On the social welfare front Sir Ibrahim Rahimtoola was a member of Joint School Commission, the President of Muslim Gymkhana, Vice-President of Anujman-e-Islam, and the President of Mulji Jivraj Library.

==Death==
Ibrahim Rahimtoola died in June 1942 at Bombay, aged 80.

== Relatives in politics ==
His younger brother Jafar Rahimtoola was also an active member of the Bombay Municipal Corporation and became Mayor in 1909. His elder son Sir Fazal Rahimtoola remained active in Indian Politics even after partition and was a staunch Indian Nationalist. His younger son Habib Rahimtoola was a close confidant of Jinnah and became one of the founding persons of Pakistan.

==Personal life==
He had one son and a daughter by his first wife. He married second time in 1903, having three sons and three daughters. One of his sons, Habib Ibrahim Rahimtoola became involved in the Pakistan Movement, later serving as the first high commissioner to the United Kingdom from Pakistan, Governor of Sindh and Governor of Punjab.

==Honours==
He was appointed a Companion of the Order of the Indian Empire (CIE) in the 1907 New Year Honours list.

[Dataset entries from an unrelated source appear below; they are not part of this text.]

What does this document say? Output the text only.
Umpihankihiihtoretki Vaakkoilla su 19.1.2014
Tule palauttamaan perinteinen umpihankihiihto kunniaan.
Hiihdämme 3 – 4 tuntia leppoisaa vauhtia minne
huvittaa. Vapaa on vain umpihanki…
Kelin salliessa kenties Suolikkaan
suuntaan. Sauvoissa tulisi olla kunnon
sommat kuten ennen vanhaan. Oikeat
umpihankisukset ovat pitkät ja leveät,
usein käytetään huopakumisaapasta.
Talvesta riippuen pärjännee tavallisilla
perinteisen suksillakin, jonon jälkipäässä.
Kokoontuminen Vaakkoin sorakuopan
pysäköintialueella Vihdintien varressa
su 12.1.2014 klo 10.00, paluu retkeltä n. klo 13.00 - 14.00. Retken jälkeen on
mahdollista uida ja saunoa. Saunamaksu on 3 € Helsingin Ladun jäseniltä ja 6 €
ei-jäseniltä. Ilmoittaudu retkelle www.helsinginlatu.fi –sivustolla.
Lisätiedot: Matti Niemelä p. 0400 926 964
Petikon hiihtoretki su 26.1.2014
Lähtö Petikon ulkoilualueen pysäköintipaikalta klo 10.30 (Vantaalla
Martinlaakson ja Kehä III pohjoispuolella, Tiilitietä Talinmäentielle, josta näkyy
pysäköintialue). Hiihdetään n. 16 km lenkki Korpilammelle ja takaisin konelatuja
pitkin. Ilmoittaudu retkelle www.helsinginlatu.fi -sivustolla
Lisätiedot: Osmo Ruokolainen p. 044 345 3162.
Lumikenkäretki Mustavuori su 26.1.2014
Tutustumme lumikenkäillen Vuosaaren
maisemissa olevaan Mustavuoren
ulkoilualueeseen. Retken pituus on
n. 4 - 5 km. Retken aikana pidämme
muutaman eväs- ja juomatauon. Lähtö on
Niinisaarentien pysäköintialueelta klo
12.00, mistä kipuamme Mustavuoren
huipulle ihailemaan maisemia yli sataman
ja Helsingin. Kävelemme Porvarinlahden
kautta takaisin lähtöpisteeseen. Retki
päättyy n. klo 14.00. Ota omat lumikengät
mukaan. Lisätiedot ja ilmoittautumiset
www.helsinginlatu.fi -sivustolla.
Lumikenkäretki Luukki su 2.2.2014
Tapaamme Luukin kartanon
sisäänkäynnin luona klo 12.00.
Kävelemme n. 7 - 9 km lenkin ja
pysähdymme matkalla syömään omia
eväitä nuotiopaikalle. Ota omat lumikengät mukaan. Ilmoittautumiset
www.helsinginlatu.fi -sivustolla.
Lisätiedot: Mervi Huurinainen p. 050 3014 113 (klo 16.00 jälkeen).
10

On 12 December 1911, he was knighted in a special honours list issued for the 1911 Delhi Durbar. He was appointed a Knight Commander of the Order of the Star of India (KCSI) in the 1923 Birthday Honours list, and also received the silver Kaisar-i-Hind medal around the same time for his valuable services and generosity. In the 1935 Birthday Honours, he was appointed a Knight Grand Cross of the Order of the British Empire (GBE).

==Accolades==
The Bombay Municipality had given the name of the road between J.J. Hospital and Bhindi Bazaar as Sir Ibrahim Rahimtoola Road.

Aga Khan III [Sultan Mohammed Shah] regarded Sir Ibrahim highly and commented that he was the most distinguished member our community has produced in Western India.

Sir Ibrahim Rahimtoola's portrait is present in the Lok Sabha Chamber of the Indian Parliament at Delhi. This was in connection with him being former President of the Central Legislative Assembly.

President of India Pranab Mukherjee in his address to parliament in 2014 mentioned Sir Ibrahim Rahimtoola as 'one of the former Presidents of the Central Legislative Assembly who laid the solid foundations for India's parliamentary system.